Prendiamo spunto da una notizia pubblicata poco tempo fa, e relativa al ritrovamento di resti di neonati risalenti al VI secolo d.C. nel cantiere della metro a via Egiziaca vicino al corso Umberto, per parlarvi delle magnifiche sorprese che il sottosuolo di Napoli sta riservando durante gli scavi della linea 1 della metropolitana.
Nel cantiere di via Egiziaca sono stati ritrovati i resti di un edificio semicircolare, di epoca imperiale, nei cui pressi fu posta un area sepolcrale. In questa area erano disposte delle anfore contenenti resti di neonati, probabilmente di classi meno agiate, che non potevano permettersi una sepoltura con sarcofago di marmo, più costoso. Ma il sottosuolo di Napoli ha riservato scoperte eccezionali durante gli scavi.

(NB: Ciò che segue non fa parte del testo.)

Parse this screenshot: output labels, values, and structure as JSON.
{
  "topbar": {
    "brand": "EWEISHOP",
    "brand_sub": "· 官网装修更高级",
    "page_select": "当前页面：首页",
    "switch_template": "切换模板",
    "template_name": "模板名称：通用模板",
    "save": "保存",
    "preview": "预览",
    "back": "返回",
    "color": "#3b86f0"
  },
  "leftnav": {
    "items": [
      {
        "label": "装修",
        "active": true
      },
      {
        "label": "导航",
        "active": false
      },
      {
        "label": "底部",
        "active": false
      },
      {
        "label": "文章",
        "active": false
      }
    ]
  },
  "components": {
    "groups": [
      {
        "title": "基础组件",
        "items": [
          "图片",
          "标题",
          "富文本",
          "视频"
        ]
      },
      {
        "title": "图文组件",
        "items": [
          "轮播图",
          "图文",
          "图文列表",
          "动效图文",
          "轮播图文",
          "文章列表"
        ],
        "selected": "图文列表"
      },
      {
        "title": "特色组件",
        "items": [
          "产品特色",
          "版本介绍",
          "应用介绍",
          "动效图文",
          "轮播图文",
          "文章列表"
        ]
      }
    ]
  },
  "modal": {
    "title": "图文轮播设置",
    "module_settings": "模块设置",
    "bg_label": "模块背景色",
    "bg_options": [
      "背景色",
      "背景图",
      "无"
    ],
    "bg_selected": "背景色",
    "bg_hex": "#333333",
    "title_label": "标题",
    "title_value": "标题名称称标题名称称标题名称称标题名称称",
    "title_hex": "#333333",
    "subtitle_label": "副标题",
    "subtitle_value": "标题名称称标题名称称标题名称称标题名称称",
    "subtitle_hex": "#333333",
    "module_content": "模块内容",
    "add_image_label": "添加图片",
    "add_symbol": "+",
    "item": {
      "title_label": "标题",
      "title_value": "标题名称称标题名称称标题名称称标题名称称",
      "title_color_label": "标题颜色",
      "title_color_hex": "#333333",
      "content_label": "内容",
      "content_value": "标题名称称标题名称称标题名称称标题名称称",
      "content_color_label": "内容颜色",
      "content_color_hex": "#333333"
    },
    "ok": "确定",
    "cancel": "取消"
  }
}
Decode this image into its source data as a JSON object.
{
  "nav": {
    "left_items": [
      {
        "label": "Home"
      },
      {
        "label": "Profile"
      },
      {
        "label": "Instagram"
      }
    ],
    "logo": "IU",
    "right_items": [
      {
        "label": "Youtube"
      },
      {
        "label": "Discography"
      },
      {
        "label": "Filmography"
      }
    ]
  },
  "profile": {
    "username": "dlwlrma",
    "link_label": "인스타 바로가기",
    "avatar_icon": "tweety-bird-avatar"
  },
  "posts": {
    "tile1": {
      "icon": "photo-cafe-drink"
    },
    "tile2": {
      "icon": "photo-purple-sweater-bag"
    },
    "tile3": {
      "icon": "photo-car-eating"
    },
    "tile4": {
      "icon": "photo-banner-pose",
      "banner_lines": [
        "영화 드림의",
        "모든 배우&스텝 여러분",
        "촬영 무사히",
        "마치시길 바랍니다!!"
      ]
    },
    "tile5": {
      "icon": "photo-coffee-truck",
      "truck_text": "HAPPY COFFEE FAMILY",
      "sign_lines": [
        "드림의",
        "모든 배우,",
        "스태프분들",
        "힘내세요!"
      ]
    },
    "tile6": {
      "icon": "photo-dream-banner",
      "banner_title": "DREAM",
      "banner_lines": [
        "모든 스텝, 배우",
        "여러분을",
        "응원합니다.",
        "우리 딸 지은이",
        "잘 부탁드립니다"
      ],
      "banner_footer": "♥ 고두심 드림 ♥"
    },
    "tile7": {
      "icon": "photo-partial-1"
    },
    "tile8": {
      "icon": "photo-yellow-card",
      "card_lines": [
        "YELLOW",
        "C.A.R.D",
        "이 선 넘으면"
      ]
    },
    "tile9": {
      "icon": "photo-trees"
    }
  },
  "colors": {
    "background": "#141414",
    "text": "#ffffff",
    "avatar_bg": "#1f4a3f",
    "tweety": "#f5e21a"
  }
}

Cantiere della stazione Municipio
Questo cantiere è stato definito dagli archeologi che dirigono lo scavo della metropolitana un vero e proprio “pozzo di San Patrizio” per l’enormità e la qualità del materiale ritrovato (quasi 3.000 reperti). Piazza Municipio è stata da sempre un luogo importante nella storia della città e gli scavi hanno permesso di recuperare e conoscere stratificazioni di epoca greco-romano (rimaste per molti secoli delle stesse dimensioni) e poi di età angioina, aragonese e vicereale cioè delle dominazioni che si sono avvicendate nella storia della città.
Ripercorrendo la storia degli gli scavi della stazione di piazza Municipio ci ritroviamo da subito a cospetto con le famose barche. Prima una poi, a gennaio 2003, l’altra con un vecchio porto che inizia a configurarsi agli occhi di tecnici, operai e archeologi che seguono i lavori. Si è scoperto successivamente che erano barche di legno d’abete, costruite con molta maestria perché potessero tenere al meglio il mare. Non erano barche d’altura o vere e proprie navi ma erano barche adibite al trasporto di beni e mercanzie tra le navi di grosso pescaggio, ancorate al largo, e il porto dell’antica Neapolis: dunque barche che prelevavano i carichi dalle navi che non potevano attraccare al porto. Alla fine sono state ben quattro, e di varie dimensioni, le barche ritrovate.
Con loro sono venute alla luce, interrate nell’area fangosa anche i resti di quello che per anni era stato trasportato ed era, a volte, caduto in mare: tante anfore, alcune ancora con i tappi di sughero, e poi ceramiche, corde, gioielli, scarpe che nell’acqua e fango si sono conservate per anni fino a noi.
Prima le barche a piazza municipio poi, nel 2004 il porto romano, a 3 metri e mezzo sotto il livello del mare ed a ben 13 metri sotto il livello attuale della piazza. Da anni si discuteva dov’era, se a Castel dell’Ovo, a piazza Municipio o a piazza della Borsa. Ma il porto era li dove è l’attuale e con i resti dei vari moli sono stati portati alla luce monete, calzari romani, ceramiche ben conservata o in frammenti (anche di fattura africana segno dello storico multiculturalismo della città) e poi bottiglie di vetro tappate con sughero, reti da pesca e aghi per ricucirle e tante altre minuzie. Poi anche uno scheletro umano di epoca medievale a otto metri di profondità in una tomba a fossa all’incrocio con via Medina. Il cantiere più ricco di reperti e che ci ha riservato sorprese.